Economic Implications and Fiscal Pressure
The government faces mounting fiscal pressures that directly impact social spending decisions. The Department of Social Development (DSD) has been allocated R285-billion for social grants in the 2025/26 year. This includes money for increases in grants announced in April. But the allocation will drop to R260-billion in 2026/27, “due to the discontinuation of social relief of distress for the Covid-19 pandemic and a downward adjustment to fund other government priorities”.
Long-term Beneficiary Projections
The financial impact extends beyond immediate cuts. The termination of pandemic-related relief funding is expected to see a reduction in the total number of social assistance beneficiaries from an estimated 27.7-million in 2024/25 to 19.3-million in 2027/28. This represents a dramatic reduction in the social safety net at a time when unemployment remains stubbornly high.

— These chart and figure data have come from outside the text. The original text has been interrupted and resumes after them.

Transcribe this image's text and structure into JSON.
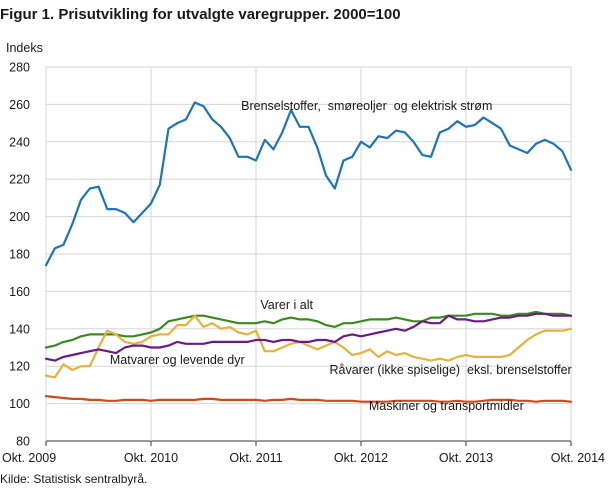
{
  "figure": {
    "title": "Figur 1. Prisutvikling for utvalgte varegrupper. 2000=100",
    "source": "Kilde: Statistisk sentralbyrå."
  },
  "chart_data": {
    "type": "line",
    "title": "Figur 1. Prisutvikling for utvalgte varegrupper. 2000=100",
    "ylabel": "Indeks",
    "xlabel": "",
    "ylim": [
      80,
      280
    ],
    "yticks": [
      80,
      100,
      120,
      140,
      160,
      180,
      200,
      220,
      240,
      260,
      280
    ],
    "xlim": [
      0,
      60
    ],
    "xticks": [
      {
        "x": 0,
        "label": "Okt. 2009"
      },
      {
        "x": 12,
        "label": "Okt. 2010"
      },
      {
        "x": 24,
        "label": "Okt. 2011"
      },
      {
        "x": 36,
        "label": "Okt. 2012"
      },
      {
        "x": 48,
        "label": "Okt. 2013"
      },
      {
        "x": 60,
        "label": "Okt. 2014"
      }
    ],
    "grid": true,
    "legend": "inline labels",
    "series": [
      {
        "name": "Brenselstoffer,  smøreoljer  og elektrisk strøm",
        "color": "#1a74c4",
        "label_at": [
          22.3,
          257
        ],
        "values": [
          174,
          183,
          185,
          196,
          209,
          215,
          216,
          204,
          204,
          202,
          197,
          202,
          207,
          217,
          247,
          250,
          252,
          261,
          259,
          252,
          248,
          242,
          232,
          232,
          230,
          241,
          236,
          245,
          257,
          248,
          248,
          237,
          222,
          215,
          230,
          232,
          240,
          237,
          243,
          242,
          246,
          245,
          240,
          233,
          232,
          245,
          247,
          251,
          248,
          249,
          253,
          250,
          247,
          238,
          236,
          234,
          239,
          241,
          239,
          235,
          225
        ]
      },
      {
        "name": "Varer i alt",
        "color": "#3a8a1f",
        "label_at": [
          24.5,
          150.5
        ],
        "values": [
          130,
          131,
          133,
          134,
          136,
          137,
          137,
          137,
          137,
          136,
          136,
          137,
          138,
          140,
          144,
          145,
          146,
          147,
          147,
          146,
          145,
          144,
          143,
          143,
          143,
          144,
          143,
          145,
          146,
          145,
          145,
          144,
          142,
          141,
          143,
          143,
          144,
          145,
          145,
          145,
          146,
          145,
          144,
          144,
          146,
          146,
          147,
          147,
          147,
          148,
          148,
          148,
          147,
          147,
          148,
          148,
          149,
          148,
          148,
          148,
          147
        ]
      },
      {
        "name": "Matvarer og levende dyr",
        "color": "#e8b23a",
        "label_at": [
          7.3,
          121.3
        ],
        "values": [
          115,
          114,
          121,
          118,
          120,
          120,
          130,
          139,
          137,
          133,
          132,
          133,
          136,
          137,
          137,
          142,
          142,
          147,
          141,
          143,
          140,
          141,
          138,
          137,
          139,
          128,
          128,
          130,
          132,
          133,
          131,
          129,
          131,
          133,
          130,
          126,
          127,
          129,
          125,
          128,
          126,
          127,
          125,
          124,
          123,
          124,
          123,
          125,
          126,
          125,
          125,
          125,
          125,
          126,
          130,
          134,
          137,
          139,
          139,
          139,
          140
        ]
      },
      {
        "name": "Råvarer (ikke spiselige)  eksl. brenselstoffer",
        "color": "#6b1a8a",
        "label_at": [
          32.4,
          115.8
        ],
        "values": [
          124,
          123,
          125,
          126,
          127,
          128,
          129,
          128,
          127,
          130,
          131,
          131,
          130,
          130,
          131,
          133,
          132,
          132,
          132,
          133,
          133,
          133,
          133,
          133,
          134,
          134,
          133,
          134,
          134,
          133,
          133,
          134,
          134,
          133,
          136,
          137,
          136,
          137,
          138,
          139,
          140,
          139,
          141,
          144,
          143,
          143,
          147,
          145,
          145,
          144,
          144,
          145,
          146,
          146,
          147,
          147,
          148,
          148,
          147,
          147,
          147
        ]
      },
      {
        "name": "Maskiner og transportmidler",
        "color": "#d14a1a",
        "label_at": [
          36.9,
          96.5
        ],
        "values": [
          104,
          103.5,
          103,
          102.5,
          102.5,
          102,
          102,
          101.5,
          101.5,
          102,
          102,
          102,
          101.5,
          102,
          102,
          102,
          102,
          102,
          102.5,
          102.5,
          102,
          102,
          102,
          102,
          102,
          101.5,
          102,
          102,
          102.5,
          102,
          102,
          102,
          101.5,
          101.5,
          101.5,
          101.5,
          101,
          101,
          101,
          101,
          101.5,
          101.5,
          101.5,
          101.5,
          101.5,
          101,
          101,
          101.5,
          101,
          101,
          101.5,
          102,
          102,
          102,
          101.5,
          101.5,
          101,
          101.5,
          101.5,
          101.5,
          101
        ]
      }
    ]
  }
}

Alternative Solutions and Future Directions
While the current SRD grant faces discontinuation, government officials have hinted at alternative approaches. The State of the Nation Address suggested that the Covid-19 SRD grant will be used as a basis for the introduction of a sustainable form of income support for unemployed people.

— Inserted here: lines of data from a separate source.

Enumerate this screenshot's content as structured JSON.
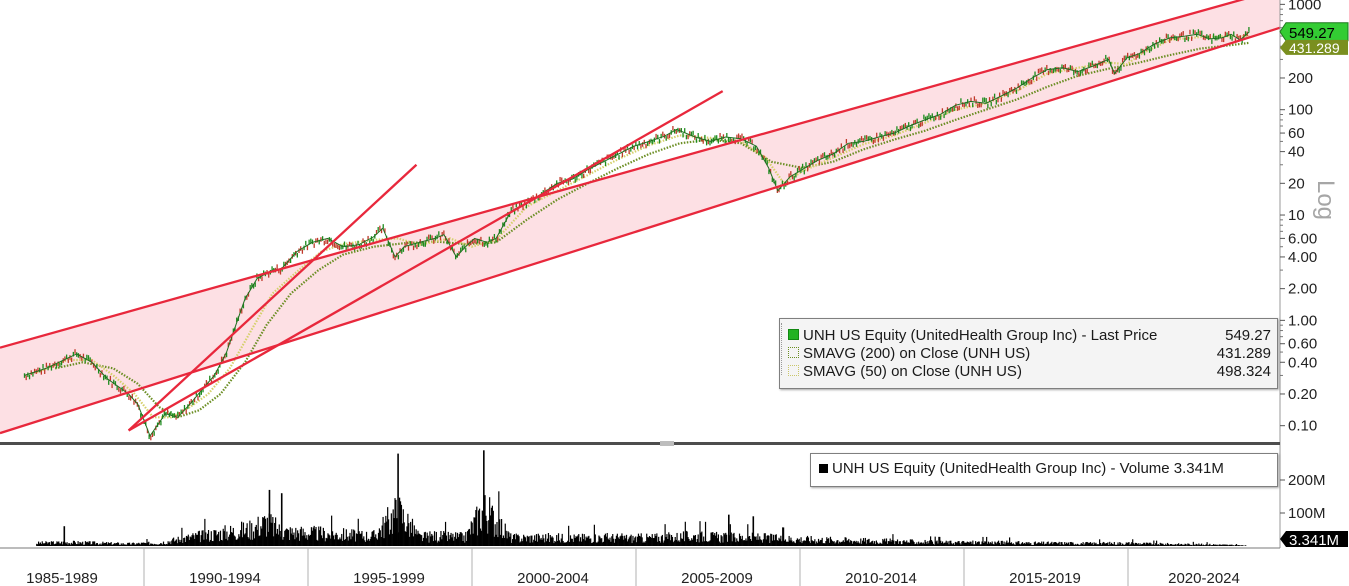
{
  "chart_data": {
    "type": "line",
    "y_scale": "log",
    "y_axis_label": "Log",
    "x_tick_labels": [
      "1985-1989",
      "1990-1994",
      "1995-1999",
      "2000-2004",
      "2005-2009",
      "2010-2014",
      "2015-2019",
      "2020-2024"
    ],
    "price_y_ticks": [
      "1000",
      "200",
      "100",
      "60",
      "40",
      "20",
      "10",
      "6.00",
      "4.00",
      "2.00",
      "1.00",
      "0.60",
      "0.40",
      "0.20",
      "0.10"
    ],
    "price_y_tick_values": [
      1000,
      200,
      100,
      60,
      40,
      20,
      10,
      6,
      4,
      2,
      1,
      0.6,
      0.4,
      0.2,
      0.1
    ],
    "volume_y_ticks": [
      "200M",
      "100M"
    ],
    "volume_y_tick_values": [
      200,
      100
    ],
    "last_price_label": "549.27",
    "sma200_label": "431.289",
    "last_volume_label": "3.341M",
    "series": [
      {
        "name": "UNH US Equity (UnitedHealth Group Inc) - Last Price",
        "value_label": "549.27",
        "color": "#2ca02c",
        "x": [
          1984.6,
          1985.3,
          1986.3,
          1986.8,
          1987.3,
          1988.0,
          1988.3,
          1988.7,
          1989.2,
          1989.6,
          1990.0,
          1990.4,
          1990.8,
          1991.2,
          1991.5,
          1991.8,
          1992.2,
          1992.7,
          1993.0,
          1993.5,
          1994.0,
          1994.5,
          1995.0,
          1995.5,
          1996.0,
          1996.3,
          1996.7,
          1997.0,
          1997.5,
          1998.0,
          1998.3,
          1998.7,
          1999.0,
          1999.3,
          1999.7,
          2000.0,
          2000.5,
          2001.0,
          2001.5,
          2002.0,
          2002.5,
          2003.0,
          2003.5,
          2004.0,
          2004.5,
          2005.0,
          2005.5,
          2005.9,
          2006.5,
          2007.0,
          2007.5,
          2008.0,
          2008.5,
          2008.9,
          2009.2,
          2009.6,
          2010.0,
          2010.5,
          2011.0,
          2011.5,
          2012.0,
          2012.5,
          2013.0,
          2013.5,
          2014.0,
          2014.5,
          2015.0,
          2015.5,
          2016.0,
          2016.5,
          2017.0,
          2017.5,
          2018.0,
          2018.5,
          2019.0,
          2019.5,
          2020.0,
          2020.2,
          2020.6,
          2021.0,
          2021.5,
          2022.0,
          2022.5,
          2022.9,
          2023.3,
          2023.7,
          2024.0,
          2024.3,
          2024.6
        ],
        "values": [
          0.3,
          0.35,
          0.48,
          0.4,
          0.28,
          0.2,
          0.16,
          0.08,
          0.13,
          0.12,
          0.16,
          0.22,
          0.3,
          0.5,
          0.9,
          1.6,
          2.5,
          3.0,
          3.1,
          4.5,
          5.5,
          6.0,
          5.0,
          5.2,
          6.2,
          7.5,
          4.0,
          5.0,
          5.5,
          6.0,
          6.5,
          4.0,
          5.0,
          6.0,
          5.5,
          6.0,
          11,
          13,
          16,
          20,
          22,
          27,
          32,
          38,
          45,
          50,
          56,
          65,
          55,
          50,
          55,
          53,
          45,
          28,
          17,
          23,
          27,
          33,
          38,
          48,
          50,
          55,
          60,
          70,
          80,
          90,
          110,
          120,
          115,
          135,
          160,
          200,
          240,
          250,
          230,
          260,
          300,
          220,
          310,
          340,
          420,
          480,
          500,
          520,
          470,
          480,
          520,
          460,
          549.27
        ]
      },
      {
        "name": "SMAVG (200) on Close (UNH US)",
        "value_label": "431.289",
        "color": "#6b8e23",
        "x": [
          1985.6,
          1986.5,
          1987.5,
          1988.3,
          1989.0,
          1989.6,
          1990.3,
          1991.0,
          1991.8,
          1992.5,
          1993.3,
          1994.2,
          1995.0,
          1996.0,
          1997.0,
          1998.0,
          1999.0,
          2000.0,
          2001.0,
          2002.0,
          2003.0,
          2004.0,
          2005.0,
          2006.0,
          2007.0,
          2008.0,
          2009.0,
          2010.0,
          2011.0,
          2012.0,
          2013.0,
          2014.0,
          2015.0,
          2016.0,
          2017.0,
          2018.0,
          2019.0,
          2020.0,
          2021.0,
          2022.0,
          2023.0,
          2024.0,
          2024.6
        ],
        "values": [
          0.35,
          0.4,
          0.35,
          0.25,
          0.15,
          0.12,
          0.14,
          0.2,
          0.4,
          0.9,
          1.8,
          3.0,
          4.2,
          5.0,
          5.4,
          5.6,
          5.3,
          5.5,
          9.0,
          14,
          20,
          28,
          38,
          48,
          52,
          48,
          32,
          28,
          32,
          42,
          52,
          63,
          80,
          100,
          125,
          165,
          210,
          245,
          280,
          330,
          380,
          410,
          431.289
        ]
      },
      {
        "name": "SMAVG (50) on Close (UNH US)",
        "value_label": "498.324",
        "color": "#d4d06a",
        "x": [
          1985.0,
          1986.0,
          1986.8,
          1987.5,
          1988.2,
          1988.8,
          1989.4,
          1990.0,
          1990.6,
          1991.3,
          1992.0,
          1992.7,
          1993.5,
          1994.3,
          1995.0,
          1996.0,
          1996.8,
          1997.5,
          1998.5,
          1999.2,
          2000.0,
          2001.0,
          2002.0,
          2003.0,
          2004.0,
          2005.0,
          2006.0,
          2007.0,
          2008.0,
          2008.8,
          2009.4,
          2010.0,
          2011.0,
          2012.0,
          2013.0,
          2014.0,
          2015.0,
          2016.0,
          2017.0,
          2018.0,
          2019.0,
          2020.0,
          2020.6,
          2021.0,
          2022.0,
          2023.0,
          2024.0,
          2024.6
        ],
        "values": [
          0.32,
          0.42,
          0.42,
          0.3,
          0.2,
          0.12,
          0.12,
          0.15,
          0.2,
          0.35,
          0.8,
          1.8,
          2.9,
          4.5,
          5.3,
          5.8,
          6.0,
          5.2,
          6.0,
          5.0,
          5.8,
          12,
          17,
          24,
          34,
          46,
          57,
          54,
          50,
          35,
          20,
          26,
          35,
          47,
          57,
          75,
          100,
          115,
          150,
          220,
          250,
          280,
          270,
          330,
          460,
          490,
          500,
          498.324
        ]
      }
    ],
    "volume_series": {
      "name": "UNH US Equity (UnitedHealth Group Inc) - Volume",
      "value_label": "3.341M",
      "unit": "M",
      "x": [
        1985.0,
        1986.0,
        1987.0,
        1988.0,
        1989.0,
        1990.0,
        1991.0,
        1992.0,
        1992.5,
        1993.0,
        1994.0,
        1995.0,
        1996.0,
        1996.8,
        1997.5,
        1998.0,
        1999.0,
        1999.6,
        2000.5,
        2001.5,
        2002.5,
        2003.5,
        2004.5,
        2005.5,
        2006.5,
        2007.5,
        2008.5,
        2009.5,
        2010.5,
        2011.5,
        2012.5,
        2013.5,
        2014.5,
        2015.5,
        2016.5,
        2017.5,
        2018.5,
        2019.5,
        2020.5,
        2021.5,
        2022.5,
        2023.5,
        2024.5
      ],
      "values": [
        20,
        25,
        20,
        15,
        22,
        60,
        90,
        120,
        170,
        100,
        90,
        80,
        70,
        250,
        60,
        70,
        60,
        265,
        55,
        60,
        55,
        60,
        55,
        60,
        70,
        60,
        60,
        50,
        45,
        40,
        35,
        30,
        25,
        25,
        25,
        20,
        20,
        18,
        20,
        15,
        12,
        10,
        3.341
      ]
    },
    "channel": {
      "upper_line": {
        "x": [
          1983.8,
          2025.6
        ],
        "values": [
          0.55,
          1400
        ]
      },
      "lower_line": {
        "x": [
          1983.8,
          2025.6
        ],
        "values": [
          0.085,
          600
        ]
      },
      "trendline_1": {
        "x": [
          1988.0,
          1997.4
        ],
        "values": [
          0.09,
          30
        ]
      },
      "trendline_2": {
        "x": [
          1988.0,
          2007.4
        ],
        "values": [
          0.09,
          150
        ]
      }
    }
  },
  "colors": {
    "channel_fill": "#fde0e4",
    "trend_line": "#e8283c",
    "price_up": "#1e8c1e",
    "price_down": "#c0392b",
    "sma200": "#6b8e23",
    "sma50": "#d4d06a",
    "last_price_tag_bg": "#33cc33",
    "sma200_tag_bg": "#7a8f1f",
    "volume_bar": "#000000"
  },
  "price_legend": {
    "rows": [
      {
        "label": "UNH US Equity (UnitedHealth Group Inc) - Last Price",
        "value": "549.27",
        "swatch": "#22b222"
      },
      {
        "label": "SMAVG (200)  on Close (UNH US)",
        "value": "431.289",
        "swatch": "#ffffff"
      },
      {
        "label": "SMAVG (50)  on Close (UNH US)",
        "value": "498.324",
        "swatch": "#ffffff"
      }
    ]
  },
  "volume_legend": {
    "label": "UNH US Equity (UnitedHealth Group Inc) - Volume 3.341M"
  }
}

Universal Basic Income Considerations
There are discussions about transitioning to a Universal Basic Income Grant (UBIG) system, though details remain scarce. This approach could provide more comprehensive coverage while addressing the sustainability concerns that plague the current system.
The Human Cost
Behind the policy debates and fiscal calculations lie real human stories. For many recipients, the R370 grant represents the difference between survival and destitution. The uncertainty surrounding its future creates additional stress for families already struggling with basic necessities like food, electricity, and healthcare.
The grant’s evolution from a temporary COVID-19 relief measure to a permanent fixture of South Africa’s social protection system reflects the persistent economic challenges facing the country. Its potential discontinuation raises fundamental questions about the state’s commitment to supporting its most vulnerable citizens.
Moving Forward
As South Africa grapples with these difficult decisions, the balance between fiscal sustainability and social protection remains delicate. The government must navigate competing demands for resources while ensuring that any changes to the grant system do not push millions deeper into poverty.
The coming months will be crucial as various stakeholders work to implement the court’s orders, address system inefficiencies, and develop sustainable alternatives. The ultimate test will be whether South Africa can maintain its commitment to social protection while building a more inclusive and economically viable society.
Frequently Asked Questions
Q: When will the R370 SRD grant end? A: The grant is extended until March 2026, but will be discontinued in its current form after that date.
Q: What are the new verification requirements? A: SASSA now conducts monthly income verification through bank checks and government database cross-referencing, with quarterly reporting on cancelled grants.
Q: How did the court ruling affect the grant? A: The Pretoria High Court ruled current income thresholds unconstitutional and ordered increases to both grant amounts and income thresholds to account for inflation.